Since 1976 — a member of the Writers' Union of Ukraine.

From 1994 until 1998 — the head of the foreign branch of the Union of Writers of Ukraine.

From 1997 until 2000 — president of the Association of Ukrainian Writers.

From 2000 until 2002 — Member of the National Council on Television and Radio.

Since 2007 — a member of STAN (art-group).

Died from cancer on September 10, 2008, in Kyiv.
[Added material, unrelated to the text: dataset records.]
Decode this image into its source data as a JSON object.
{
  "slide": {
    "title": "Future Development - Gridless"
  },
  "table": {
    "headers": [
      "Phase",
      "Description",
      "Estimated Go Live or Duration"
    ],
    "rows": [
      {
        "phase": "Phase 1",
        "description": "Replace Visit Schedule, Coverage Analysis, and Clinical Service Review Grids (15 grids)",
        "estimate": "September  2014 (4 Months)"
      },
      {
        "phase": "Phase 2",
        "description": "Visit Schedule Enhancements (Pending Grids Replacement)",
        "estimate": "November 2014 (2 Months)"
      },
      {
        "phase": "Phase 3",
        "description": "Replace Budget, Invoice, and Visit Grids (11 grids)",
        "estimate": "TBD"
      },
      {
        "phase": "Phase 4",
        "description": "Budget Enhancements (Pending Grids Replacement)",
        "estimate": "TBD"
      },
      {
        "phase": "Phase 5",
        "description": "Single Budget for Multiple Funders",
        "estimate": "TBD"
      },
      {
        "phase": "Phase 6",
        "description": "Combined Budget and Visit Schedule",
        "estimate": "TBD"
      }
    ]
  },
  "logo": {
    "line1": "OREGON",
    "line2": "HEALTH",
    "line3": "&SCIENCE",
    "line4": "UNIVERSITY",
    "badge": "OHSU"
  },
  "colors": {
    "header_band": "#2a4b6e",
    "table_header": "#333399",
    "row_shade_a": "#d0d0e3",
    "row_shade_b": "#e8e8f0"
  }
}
In the Soviet Union Pokalchuk was one of the first translators of the works by Jorge Luis Borges. Translated by Ernest Hemingway, J. D. Salinger, Julio Cortázar, Jorge Amado, Mario Vargas Llosa, Rudyard Kipling and Arthur Rimbaud and many others. He knew 11 foreign languages, including Polish, English, Spanish, and French. He published works of literary criticism, 5 poetry collections, 15 collections of novellas and short stories, the novel "And now, and always", and a book "Ukrainians in Great Britain". His work "Modern Latin American Prose" (1978) was in Soviet times the only Ukrainian-language monograph on Latin American literature.

== Works ==
- Who Are You?
- We have always
- Color tone
- CoffeeMatagalpa
- WonderfulTime
- Sabre and the Arrow (2003)
- Moderato
- Lake wind
- The fact that the bottom
- Taxi Blues (2003)
- Ring Road (2004)
- Forbidden Games (2005)
- Giddy smell Jungle (2005)
- Hooligans (2006)
- Do not step on Love (2007)
- Kama Sutra(Collected Works) (2007).

== Literary studies ==
- Lonely generation
- Towards a new consciousness
- Contemporary Latin American fiction.